What is the Social Belonging Program?

The Social Belonging program is a class session built around a video that features UIC students discussing their challenges in transitioning to college. In each case, the students acknowledge their uncertainty about fitting in and succeeding, and they also speak to what allowed them to recognize that other students were experiencing the same doubts and what allowed them to succeed. After the video is shown, students then engage in an instructor-facilitated discussion or an online reflection about the topics in the video.

Why This Approach?

Most students face challenges in the transition to college, from making new friends, to achieving academic success, to building relationships with advisors and professors. It is normal for any student to be uncertain about making the adjustment. This can be especially the case for first generation students, low income students, or students from underrepresented minorities, whose potential uncertainty about belonging in college may be reinforced by their perceptions that others around them are not struggling with the transition.

Based on the research, incoming first-year students benefit from efforts to increase their sense of belonging as they begin their time in college. The Social Belonging program helps students reappraise their concerns, break out of the cycle of doubt, and ultimately succeed.

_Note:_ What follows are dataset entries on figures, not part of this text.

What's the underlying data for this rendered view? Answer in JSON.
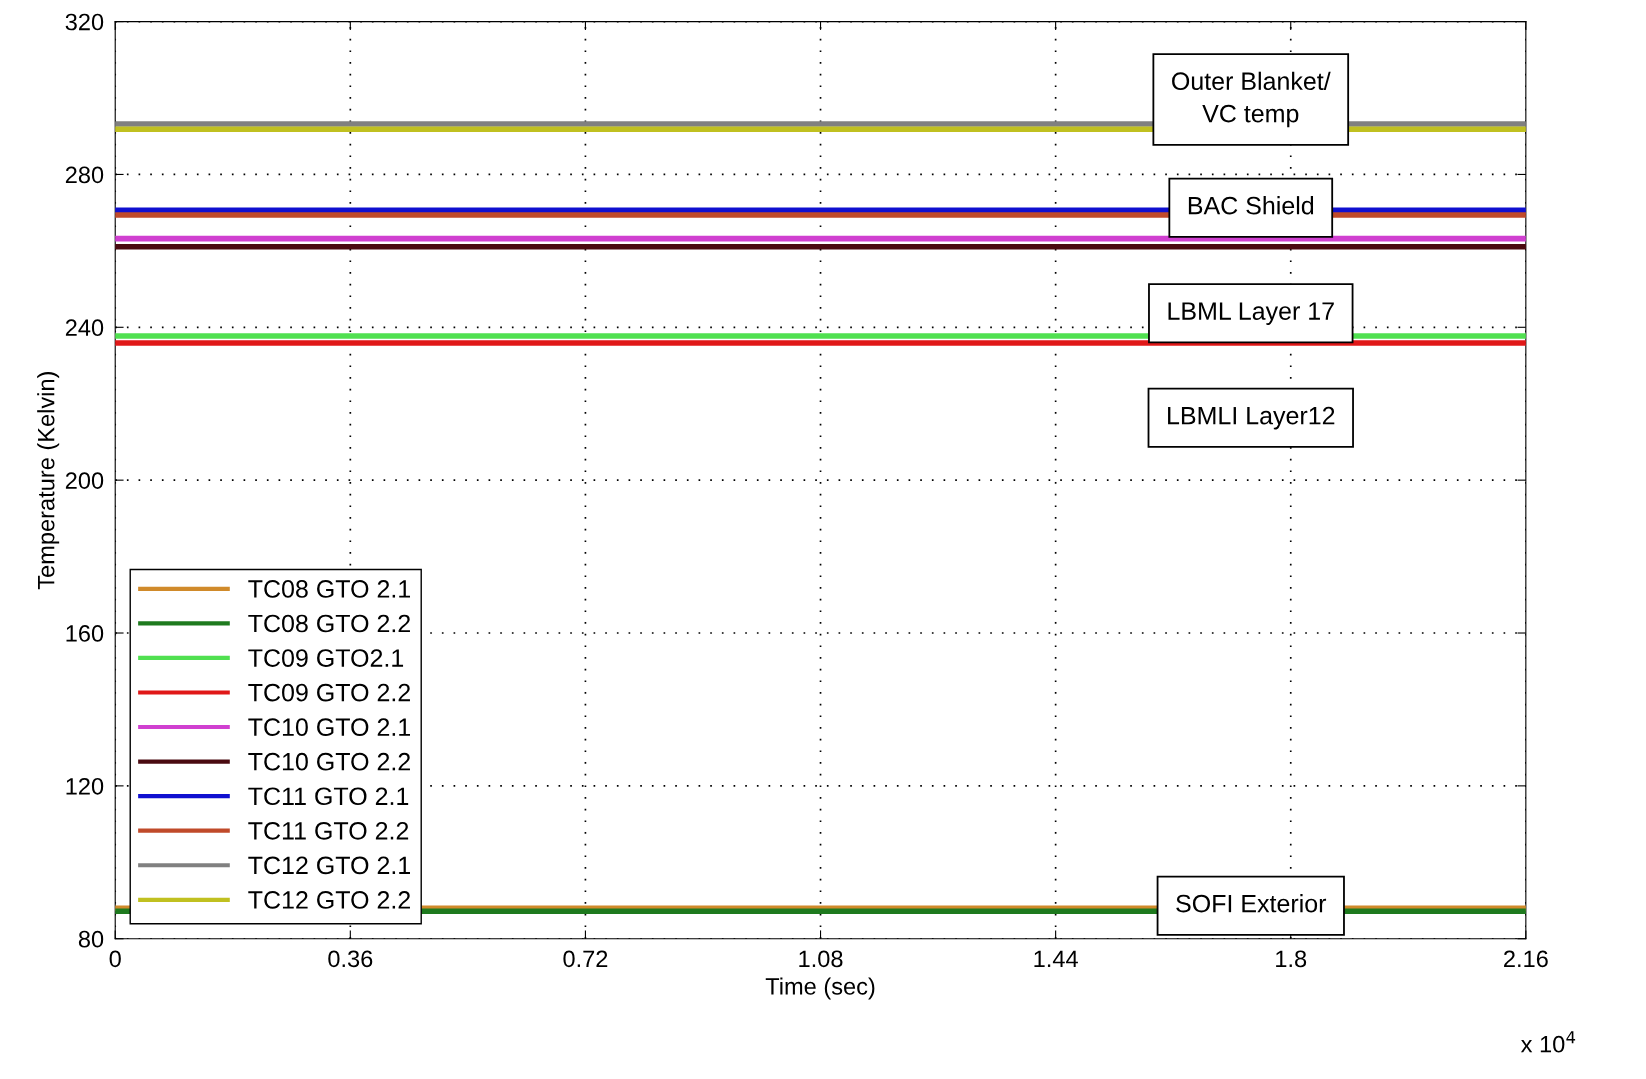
{
  "chart_data": {
    "type": "line",
    "xlabel": "Time (sec)",
    "ylabel": "Temperature (Kelvin)",
    "x": [
      0,
      2.16
    ],
    "xlim": [
      0,
      2.16
    ],
    "xticks": [
      0,
      0.36,
      0.72,
      1.08,
      1.44,
      1.8,
      2.16
    ],
    "ylim": [
      80,
      320
    ],
    "yticks": [
      80,
      120,
      160,
      200,
      240,
      280,
      320
    ],
    "grid": true,
    "legend": "bottom left",
    "line_style": "solid",
    "series": [
      {
        "name": "TC08 GTO 2.1",
        "color": "#d08a2a",
        "values": [
          88.0,
          88.0
        ]
      },
      {
        "name": "TC08 GTO 2.2",
        "color": "#1e7a1e",
        "values": [
          87.2,
          87.2
        ]
      },
      {
        "name": "TC09 GTO2.1",
        "color": "#50e050",
        "values": [
          237.7,
          237.7
        ]
      },
      {
        "name": "TC09 GTO 2.2",
        "color": "#e01818",
        "values": [
          235.9,
          235.9
        ]
      },
      {
        "name": "TC10 GTO 2.1",
        "color": "#d040d0",
        "values": [
          263.2,
          263.2
        ]
      },
      {
        "name": "TC10 GTO 2.2",
        "color": "#4a0a10",
        "values": [
          261.1,
          261.1
        ]
      },
      {
        "name": "TC11 GTO 2.1",
        "color": "#1010d0",
        "values": [
          270.6,
          270.6
        ]
      },
      {
        "name": "TC11 GTO 2.2",
        "color": "#c04a2a",
        "values": [
          269.4,
          269.4
        ]
      },
      {
        "name": "TC12 GTO 2.1",
        "color": "#808080",
        "values": [
          293.2,
          293.2
        ]
      },
      {
        "name": "TC12 GTO 2.2",
        "color": "#c0c020",
        "values": [
          291.8,
          291.8
        ]
      }
    ],
    "annotations": [
      "Outer Blanket/\nVC temp",
      "BAC Shield",
      "LBML Layer 17",
      "LBMLI Layer12",
      "SOFI Exterior",
      "x 10$^{4}$"
    ]
  }
}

Collaborative Development of the Video and the Program

The video is a collaboration between the Partnership for College Collaboration (based in Chicago), the College Transition Collaborative (based at Stanford University), and UIC’s Office for Research on Student Success. The video is grounded in prior research that social belonging and engagement are crucial to retention. In addition to the video featuring UIC students, the Social Belonging program uses training and curricular materials developed collaboratively by three UIC offices: the Office of the Vice Provost for Undergraduate Affairs and Academic Programs, the Office of the Vice Provost for Diversity, and the Library.

UIC piloted the program in first-year seminars in the 2018-19 academic year, along with two other area universities, collectively impacting 4,000 students. UIC’s Office for Research on Student Success and the University of Chicago Poverty Lab are co-Principal Investigators on a randomized controlled trial study of this pilot intervention, and the ORSS is also conducting an in-depth process evaluation of the intervention. In the 2019-2020 academic year, the program continues at UIC, no longer in a pilot phase; additionally, several other area universities are beginning pilots of their own.